Our results also showed a significantly higher risk of CVD mortality in participants with osteoporosis than in those without (Log-rank test P < 0.001, Fig 2). In the multivariable Cox proportional hazards model adjusted for potential confounders, participants with osteoporosis had a 1.55 – fold higher risk of CVD mortality compared to those without (HR = 1.55, 95%CI = 1.06–2.28, P = 0.025) (Table 2, Model 3) (Fig 3).
In the multivariable Cox proportional hazards model of the propensity – matched data, after adjusting for potential confounding factors, osteoporosis was associated with a 1.32 – fold increased risk of all – cause mortality compared to non – osteoporosis (HR = 1.32, 95% CI = 1.03–1.67, P = 0.026). However, osteoporosis was not significantly associated with CVD mortality compared to non – osteoporosis (S1 Table).
Stratification and sensitivity analysis
Stratified analyses of subgroups (age, sex, smoking status, hyperlipidaemia, hypertension, diabetes) showed no interactions (P for interaction>0.05, Figs 4 and 5). Similarly, analyses stratified by alcohol – consumption levels (light, moderate, heavy) indicated robust results (P for interaction>0.05, Fig 6). Sensitivity analyses revealed no significant differences between included and excluded participants. Even after excluding patients with missing values, the link between osteoporosis and all – cause/CVD mortality remained significant.
Discuss
In this large prospective cohort study of alcohol consumers, we observed a positive correlation between osteoporosis and risks of all – cause and CVD mortality, with HRs of 1.60 (95%CI = 1.26–2.03) for all – cause mortality and 1.55 (95%CI = 1.06–2.28) for CVD mortality. The significant associations between osteoporosis and event – based all – cause/CVD mortality were consistent across subgroups defined by age, smoking status, and CVD risk factors (diabetes, hypertension, hyperlipidemia). Sensitivity analyses also confirmed the robustness of the results.
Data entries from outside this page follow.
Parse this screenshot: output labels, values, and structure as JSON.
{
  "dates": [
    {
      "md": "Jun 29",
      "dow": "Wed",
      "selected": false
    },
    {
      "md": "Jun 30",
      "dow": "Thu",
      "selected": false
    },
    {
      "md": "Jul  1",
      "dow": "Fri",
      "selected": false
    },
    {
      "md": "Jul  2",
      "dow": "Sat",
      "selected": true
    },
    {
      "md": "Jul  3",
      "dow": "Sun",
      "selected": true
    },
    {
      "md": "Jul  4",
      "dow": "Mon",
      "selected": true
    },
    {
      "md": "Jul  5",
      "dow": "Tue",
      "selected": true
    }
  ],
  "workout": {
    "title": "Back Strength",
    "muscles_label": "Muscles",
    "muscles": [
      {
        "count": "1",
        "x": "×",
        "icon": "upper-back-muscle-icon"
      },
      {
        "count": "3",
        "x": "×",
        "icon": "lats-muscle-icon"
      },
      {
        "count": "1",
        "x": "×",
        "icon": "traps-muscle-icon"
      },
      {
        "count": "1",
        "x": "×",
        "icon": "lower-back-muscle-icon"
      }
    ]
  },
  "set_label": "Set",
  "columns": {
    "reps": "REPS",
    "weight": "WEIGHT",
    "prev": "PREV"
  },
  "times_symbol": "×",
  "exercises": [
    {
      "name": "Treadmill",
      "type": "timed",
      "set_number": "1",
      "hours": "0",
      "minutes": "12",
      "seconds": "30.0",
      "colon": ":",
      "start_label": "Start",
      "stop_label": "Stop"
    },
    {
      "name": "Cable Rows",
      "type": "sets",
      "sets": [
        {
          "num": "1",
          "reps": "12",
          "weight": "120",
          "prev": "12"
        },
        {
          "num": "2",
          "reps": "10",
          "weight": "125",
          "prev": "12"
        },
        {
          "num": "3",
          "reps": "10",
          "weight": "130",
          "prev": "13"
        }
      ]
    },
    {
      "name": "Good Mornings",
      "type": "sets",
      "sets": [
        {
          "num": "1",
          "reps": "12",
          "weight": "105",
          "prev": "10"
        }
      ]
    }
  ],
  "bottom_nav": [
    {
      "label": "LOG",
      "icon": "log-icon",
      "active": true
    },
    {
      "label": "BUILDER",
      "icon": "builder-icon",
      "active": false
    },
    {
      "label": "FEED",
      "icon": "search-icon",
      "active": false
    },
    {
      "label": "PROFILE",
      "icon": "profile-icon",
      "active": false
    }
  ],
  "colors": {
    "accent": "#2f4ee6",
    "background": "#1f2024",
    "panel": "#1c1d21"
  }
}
Our findings are consistent with prior studies [21,22]. First, individuals with osteoporosis often have comorbidities such as malnutrition and chronic diseases, which may increase mortality risk [23]. Additionally, alcohol consumption itself may negatively affect bone density, worsening the severity of osteoporosis and further elevating mortality [22].
The mechanisms underlying the synergistic effects of osteoporosis and alcohol consumption on cardiovascular disease (CVD) and all – cause mortality risk are multidimensional and interactive [24]. At the biological level, acetaldehyde, a metabolite of alcohol, inhibits osteoblast activity and activates osteoclasts, reducing bone density. Simultaneously, the oxidative stress response induced by acetaldehyde impairs vascular endothelial function and promotes atherosclerotic plaque formation [25,26]. Notably, alcohol – induced disruption of vitamin D metabolism exacerbates bone calcium loss and increases cardiac afterload by up – regulating the renin – angiotensin system, creating a vicious cycle of the “bone - vascular calcification axis”[27].
From a sociological perspective, long – term alcohol consumers often exhibit imbalanced dietary patterns (e.g., low calcium and high sodium intake) and poor exercise adherence [28]. These factors, combined with osteoporosis, form a “social exposome” of metabolic syndrome. Chronic release of inflammatory cytokines accelerates arterial stiffness [29,30]. Clinically, elevated serum bone resorption markers in osteoporosis patients not only reflect bone metabolic disorders but also correlate positively with vascular calcification markers, suggesting that bone – derived factors may directly participate in vascular remodeling via paracrine pathways [31,32].
Furthermore, alcohol – induced activation of hepatic cytochrome P450 enzymes accelerates the metabolism of anti – osteoporosis drugs, leading to treatment resistance. Bone pain and other clinical symptoms may prompt patients to increase alcohol consumption, forming a behavioral feedback loop [33,34]. These multi – system interactions ultimately result in endothelial dysfunction, accelerated cardiac remodeling, and reduced immune surveillance, manifesting as elevated mortality risk.
This study, based on NHANES data of alcohol – consuming individuals, provides clear insights into the relationship between osteoporosis and the risks of all – cause and CVD mortality. Its major strengths lie in the large sample size, population – based design, and the ability to examine osteoporosis alongside all – cause and CVD mortality and subgroup – related risks. As a prospective cohort study with strict inclusion and exclusion criteria, it adjusted for various confounders, including demographic, chronic disease, and biochemical indicators, offering a unique perspective with great novelty and clinical significance. However, as an observational cohort study, the design cannot exclude the possibility of reverse causation or residual confounding factors. Participants with missing alcohol – consumption data, non – drinkers, and those with missing osteoporosis data were excluded, which introduced selection bias. Further in – depth studies are needed in view of these limitations. like integrating DXA scans into alcohol cessation programs for clearer guidance to clinicians and policymakers.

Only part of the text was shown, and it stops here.